Со страхом справиться удалось, и Ежи просто сел, прислонившись к дубу спиной, закрыл глаза, понимая, что вот-вот уснет. Вяло подумал, что стоило бы охранный контур возвести, но сам же от мысли этой отмахнулся: магия в лесу не то чтобы вовсе не действовала, она существовала, но какая-то не такая.
Неправильная.
И та, которая правильная, ей не нравилась.
– Скоро рассветет, – ствол дерева показался теплым, как и мох, в котором Ежи устроился. Ему бы влагу отдать, пропитать ею одежду Ежи, а после и до тела добраться, тепло вытягивая. Но нет, нынешний был сухим, горячим, едва ли не как перина. – Конечно, я понимаю, что для такого… как ты… в общем, это все условность, не более того. Но надеюсь, что днем я хоть как-то сориентироваться могу.
Лес загудел.
Смеется?
– Да… с ребенком-то все хорошо?
Ежи окутало облако тепла, то есть облака не было, он не видел, однако ощущал, и показалось вдруг, что не было ничего – ни школы храмовой с ее строгим наставником, ни университета, ни Канопеня. Что он, Ежи, вновь ребенок.
И заболел.
В детстве часто болел, с магами оно такое бывает, тонкое тело, вызревая, тянет силы, отчего и физическое страдает.
Лес заскрипел.
…Ежи заболевал быстро и тяжко и падал в горячку, и матушка, раздевая его догола, укрывала старым пуховым одеялом. От него пахло травами и сундуком, в котором это одеяло хранилось.
Мазью на барсучьем жиру.
Ею натирали спину и грудь, приговаривая… и чудится в шелесте листвы маменькин голос, обычная ее скороговорка, еще от бабушки доставшаяся, но бесполезная. Ежи это понял, в университете оказавшись. У них целый курс был по фольклорным заговорам.
Ни один не сработал.
Шелест листвы сделался громче, теперь в нем слышался укор. Мол, кто ты таков, чтобы судить? Чтобы знать? Маг… глупый мальчишка, который до своих лет и дожил-то чудом.
– Прости, – извиниться Ежи было не сложно. И лес понял, принял, вновь стало тепло, даже жарко. И в сон клонило с неимоверною силой.
Ежи в него и провалился.
Точно, как в детстве. Он всегда проваливался в сон, прежде чем выздороветь. И матушка знала, что, коль уснул намертво, так, что не разбудишь, стало быть, все, поправится.
…во сне он видел ее.
И еще бабушку, точнее, прабабку батюшкину, которая жила в доме, в крохотной комнатушке. Она ее сама выбрала, и под конец жизни покидала редко.
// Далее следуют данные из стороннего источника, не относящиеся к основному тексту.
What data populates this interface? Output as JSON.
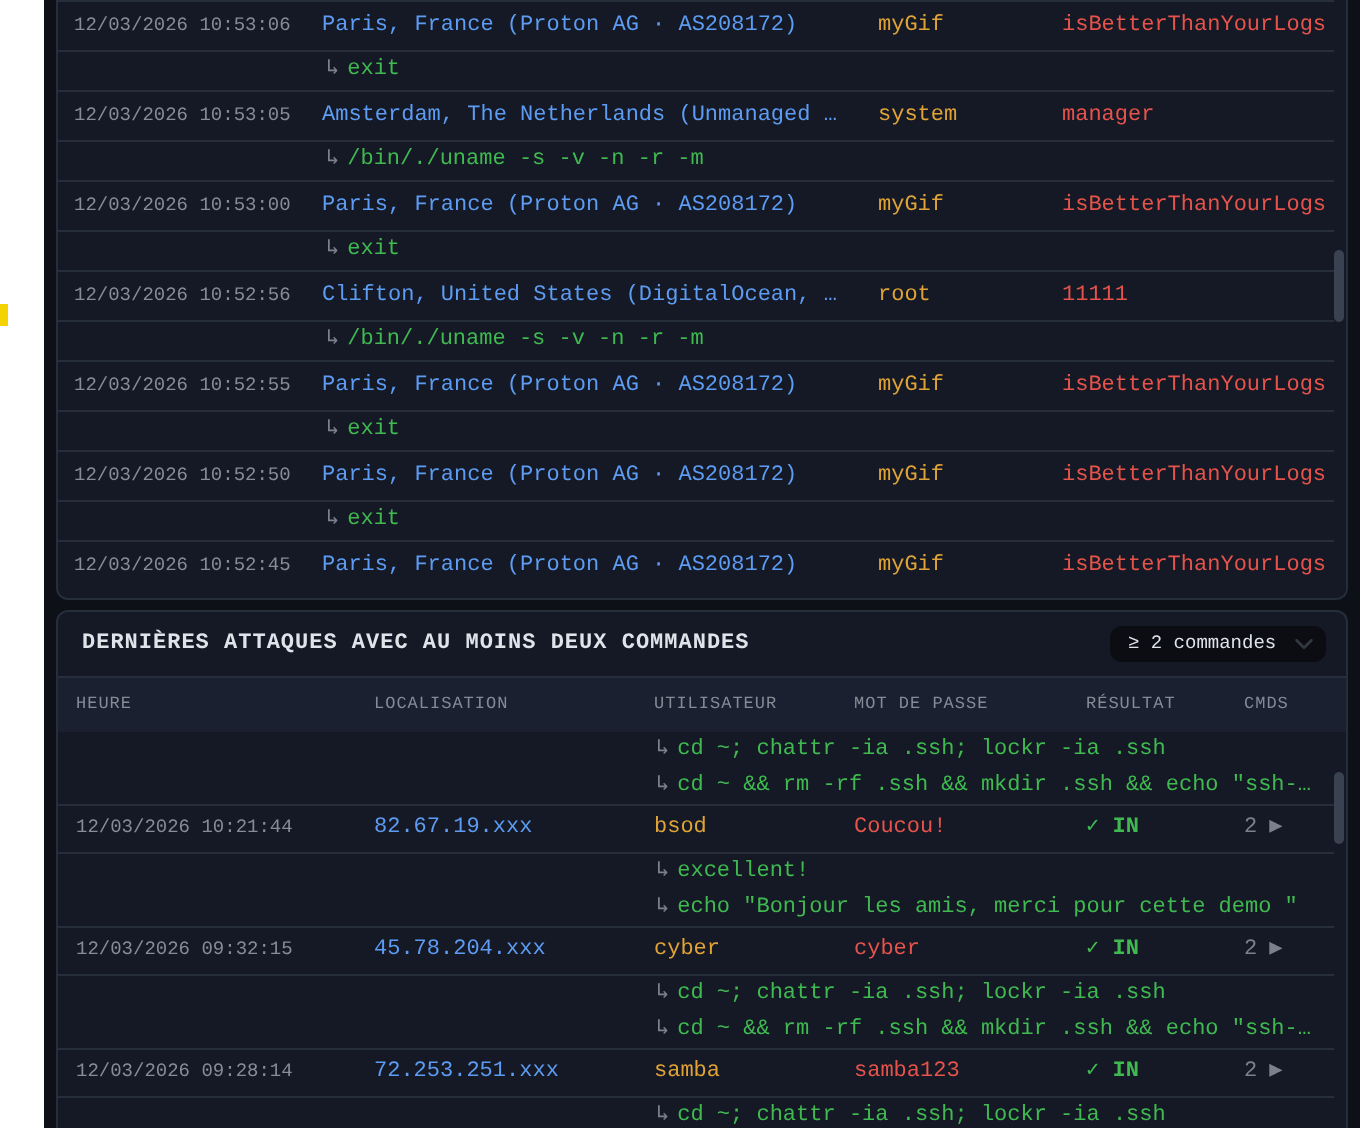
{
  "login_log": {
    "rows": [
      {
        "kind": "login",
        "time": "12/03/2026 10:53:06",
        "location": "Paris, France (Proton AG · AS208172)",
        "user": "myGif",
        "password": "isBetterThanYourLogs"
      },
      {
        "kind": "command",
        "prefix": "↳",
        "command": "exit"
      },
      {
        "kind": "login",
        "time": "12/03/2026 10:53:05",
        "location": "Amsterdam, The Netherlands (Unmanaged …",
        "user": "system",
        "password": "manager"
      },
      {
        "kind": "command",
        "prefix": "↳",
        "command": "/bin/./uname -s -v -n -r -m"
      },
      {
        "kind": "login",
        "time": "12/03/2026 10:53:00",
        "location": "Paris, France (Proton AG · AS208172)",
        "user": "myGif",
        "password": "isBetterThanYourLogs"
      },
      {
        "kind": "command",
        "prefix": "↳",
        "command": "exit"
      },
      {
        "kind": "login",
        "time": "12/03/2026 10:52:56",
        "location": "Clifton, United States (DigitalOcean, …",
        "user": "root",
        "password": "11111"
      },
      {
        "kind": "command",
        "prefix": "↳",
        "command": "/bin/./uname -s -v -n -r -m"
      },
      {
        "kind": "login",
        "time": "12/03/2026 10:52:55",
        "location": "Paris, France (Proton AG · AS208172)",
        "user": "myGif",
        "password": "isBetterThanYourLogs"
      },
      {
        "kind": "command",
        "prefix": "↳",
        "command": "exit"
      },
      {
        "kind": "login",
        "time": "12/03/2026 10:52:50",
        "location": "Paris, France (Proton AG · AS208172)",
        "user": "myGif",
        "password": "isBetterThanYourLogs"
      },
      {
        "kind": "command",
        "prefix": "↳",
        "command": "exit"
      },
      {
        "kind": "login",
        "time": "12/03/2026 10:52:45",
        "location": "Paris, France (Proton AG · AS208172)",
        "user": "myGif",
        "password": "isBetterThanYourLogs"
      }
    ]
  },
  "multi_command_attacks": {
    "title": "DERNIÈRES ATTAQUES AVEC AU MOINS DEUX COMMANDES",
    "filter": {
      "value": "≥ 2 commandes"
    },
    "columns": [
      "HEURE",
      "LOCALISATION",
      "UTILISATEUR",
      "MOT DE PASSE",
      "RÉSULTAT",
      "CMDS"
    ],
    "rows": [
      {
        "kind": "command",
        "prefix": "↳",
        "command": "cd ~; chattr -ia .ssh; lockr -ia .ssh"
      },
      {
        "kind": "command",
        "prefix": "↳",
        "command": "cd ~ && rm -rf .ssh && mkdir .ssh && echo \"ssh-…"
      },
      {
        "kind": "attack",
        "time": "12/03/2026 10:21:44",
        "location": "82.67.19.xxx",
        "user": "bsod",
        "password": "Coucou!",
        "result": "✓ IN",
        "cmds": "2",
        "expand": "▶"
      },
      {
        "kind": "command",
        "prefix": "↳",
        "command": "excellent!"
      },
      {
        "kind": "command",
        "prefix": "↳",
        "command": "echo \"Bonjour les amis, merci pour cette demo \""
      },
      {
        "kind": "attack",
        "time": "12/03/2026 09:32:15",
        "location": "45.78.204.xxx",
        "user": "cyber",
        "password": "cyber",
        "result": "✓ IN",
        "cmds": "2",
        "expand": "▶"
      },
      {
        "kind": "command",
        "prefix": "↳",
        "command": "cd ~; chattr -ia .ssh; lockr -ia .ssh"
      },
      {
        "kind": "command",
        "prefix": "↳",
        "command": "cd ~ && rm -rf .ssh && mkdir .ssh && echo \"ssh-…"
      },
      {
        "kind": "attack",
        "time": "12/03/2026 09:28:14",
        "location": "72.253.251.xxx",
        "user": "samba",
        "password": "samba123",
        "result": "✓ IN",
        "cmds": "2",
        "expand": "▶"
      },
      {
        "kind": "command",
        "prefix": "↳",
        "command": "cd ~; chattr -ia .ssh; lockr -ia .ssh"
      }
    ]
  }
}
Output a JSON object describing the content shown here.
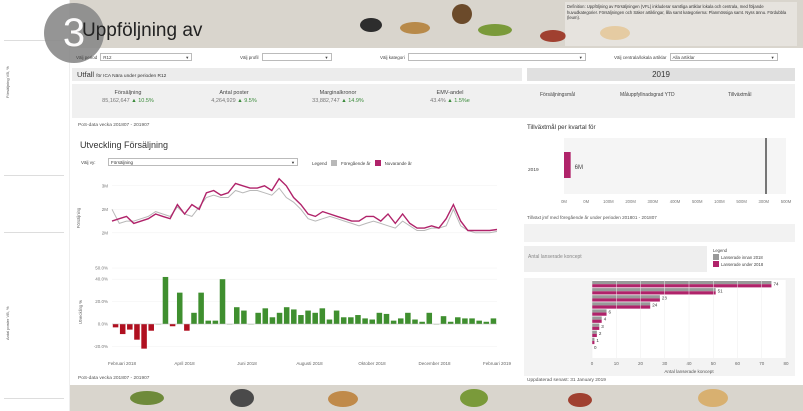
{
  "step_number": "3",
  "title": "Uppföljning av",
  "definition": "Definition: Uppföljning av Försäljningen (VFL) inkluderar samtliga artiklar lokala och centrala, med följande huvudkategorier. Försäljningen och Säker artiklingar, lilla samt kategorierna: Planmössiga samt. Nyss ännu. Fördubbla (leum).",
  "left_labels": [
    "Försäljning VB, %",
    "Antal poster VB, %"
  ],
  "filters": [
    {
      "label": "Välj period",
      "value": "R12"
    },
    {
      "label": "Välj profil",
      "value": ""
    },
    {
      "label": "Välj kategori",
      "value": ""
    },
    {
      "label": "Välj centrala/lokala artiklar",
      "value": "Alla artiklar"
    }
  ],
  "outcome": {
    "title": "Utfall",
    "subtitle": "för ICA Nära under perioden R12"
  },
  "kpis": [
    {
      "label": "Försäljning",
      "value": "85,162,647",
      "change": "▲ 10.5%"
    },
    {
      "label": "Antal poster",
      "value": "4,264,929",
      "change": "▲ 9.5%"
    },
    {
      "label": "Marginalkronor",
      "value": "33,882,747",
      "change": "▲ 14.9%"
    },
    {
      "label": "EMV-andel",
      "value": "43.4%",
      "change": "▲ 1.5%e"
    }
  ],
  "period_text_1": "PoS-data vecka  201807 - 201907",
  "period_text_2": "PoS-data vecka  201807 - 201907",
  "section_title": "Utveckling Försäljning",
  "choose_label": "Välj vy:",
  "choose_value": "Försäljning",
  "legend": {
    "label": "Legend",
    "items": [
      {
        "name": "Föregående år",
        "color": "#b8b8b8"
      },
      {
        "name": "Nuvarande år",
        "color": "#b0236a"
      }
    ]
  },
  "right": {
    "year": "2019",
    "tabs": [
      "Försäljningsmål",
      "Måluppfyllnadsgrad YTD",
      "Tillväxtmål"
    ],
    "growth_title": "Tillväxtmål per kvartal för",
    "growth_row": "2019",
    "growth_value": "6M",
    "growth_period": "Tillväxt jmf med föregående år under perioden  201801 - 201807",
    "concept_title": "Antal lanserade koncept",
    "concept_legend_title": "Legend",
    "concept_legend": [
      {
        "name": "Lanserade innan 2018",
        "color": "#999999"
      },
      {
        "name": "Lanserade under 2018",
        "color": "#b0236a"
      }
    ],
    "concept_xlabel": "Antal lanserade koncept",
    "updated": "Uppdaterad senast:  31 January 2019"
  },
  "colors": {
    "prev": "#b8b8b8",
    "curr": "#b0236a",
    "pos": "#3f8f2f",
    "neg": "#b01020"
  },
  "chart_data": [
    {
      "type": "line",
      "ylabel": "Försäljning",
      "yticks": [
        "3M",
        "2M",
        "2M"
      ],
      "ylim": [
        1.5,
        3.2
      ],
      "x_tick_labels": [
        "Februari 2018",
        "April 2018",
        "Juni 2018",
        "Augusti 2018",
        "Oktober 2018",
        "December 2018",
        "Februari 2019"
      ],
      "series": [
        {
          "name": "Föregående år",
          "values": [
            2.45,
            2.15,
            2.2,
            2.2,
            2.25,
            2.3,
            2.4,
            2.35,
            2.3,
            2.5,
            2.35,
            2.3,
            2.5,
            2.7,
            2.75,
            2.7,
            2.7,
            2.85,
            2.8,
            2.85,
            2.85,
            2.8,
            2.75,
            2.9,
            2.7,
            2.6,
            2.45,
            2.25,
            2.2,
            2.25,
            2.3,
            2.25,
            2.2,
            2.15,
            2.1,
            2.15,
            2.2,
            2.15,
            2.1,
            2.05,
            2.2,
            2.1,
            2.0,
            2.0,
            2.05,
            2.05,
            2.1,
            2.45,
            2.1,
            2.0,
            1.95,
            1.95,
            1.95,
            1.98
          ]
        },
        {
          "name": "Nuvarande år",
          "values": [
            2.2,
            2.25,
            2.3,
            2.15,
            2.2,
            2.25,
            2.35,
            2.3,
            2.25,
            2.55,
            2.35,
            2.55,
            2.45,
            2.8,
            2.85,
            2.75,
            2.8,
            3.0,
            2.95,
            2.9,
            2.9,
            2.95,
            2.85,
            3.1,
            2.95,
            2.7,
            2.55,
            2.35,
            2.3,
            2.4,
            2.35,
            2.3,
            2.25,
            2.2,
            2.2,
            2.3,
            2.3,
            2.2,
            2.35,
            2.15,
            2.35,
            2.15,
            2.05,
            2.05,
            2.1,
            2.05,
            2.25,
            2.55,
            2.2,
            2.0,
            2.0,
            2.0,
            2.0,
            2.02
          ]
        }
      ]
    },
    {
      "type": "bar",
      "ylabel": "Utveckling %",
      "yticks": [
        "50.0%",
        "40.0%",
        "20.0%",
        "0.0%",
        "-20.0%"
      ],
      "ylim": [
        -25,
        50
      ],
      "values": [
        -3,
        -9,
        -5,
        -14,
        -22,
        -6,
        0,
        42,
        -2,
        28,
        -6,
        10,
        28,
        3,
        3,
        40,
        0,
        15,
        12,
        0,
        10,
        14,
        6,
        10,
        15,
        13,
        8,
        12,
        10,
        14,
        4,
        12,
        6,
        6,
        8,
        5,
        4,
        10,
        9,
        3,
        5,
        10,
        4,
        2,
        10,
        0,
        7,
        2,
        6,
        5,
        5,
        3,
        2,
        5
      ]
    },
    {
      "type": "bar",
      "title": "Tillväxtmål per kvartal för",
      "categories": [
        "2019"
      ],
      "values": [
        0.6
      ],
      "xlim": [
        0,
        5
      ],
      "x_tick_labels": [
        "0M",
        "0M",
        "100M",
        "200M",
        "300M",
        "400M",
        "500M",
        "100M",
        "500M",
        "300M",
        "500M"
      ]
    },
    {
      "type": "bar",
      "title": "Antal lanserade koncept",
      "xlabel": "Antal lanserade koncept",
      "xlim": [
        0,
        80
      ],
      "x_tick_labels": [
        "0",
        "10",
        "20",
        "30",
        "40",
        "50",
        "60",
        "70",
        "80"
      ],
      "series": [
        {
          "name": "Lanserade innan 2018",
          "values": [
            74,
            51,
            28,
            24,
            6,
            4,
            3,
            2,
            1,
            0,
            0
          ]
        },
        {
          "name": "Lanserade under 2018",
          "values": [
            74,
            51,
            28,
            24,
            6,
            4,
            3,
            2,
            1,
            0,
            0
          ]
        }
      ],
      "data_labels": [
        "74",
        "51",
        "28",
        "24",
        "6",
        "4",
        "3",
        "2",
        "1",
        "0",
        ""
      ]
    }
  ]
}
Но теперь Ежи видел ее вовсе не изрезанною морщинами старухой, а женщиной, полной сил. Она сидела за прялкою, и веретено скользило в ее руках, тянуло нить, которую тонкие пальцы обминали ловко. Нить выходила ровной и красивой.
Бабушка повернулась к Ежи.
Нахмурилась.
– Иди отсюда, – велела она строго и пальцем еще погрозила. – Ишь, чего удумал…
…лес загорался, будто кто-то кинул россыпь сияющих драгоценных камней, которые и осели, что на ветках, что на земле, наполняя весь лес зыбким каким-то неровным светом.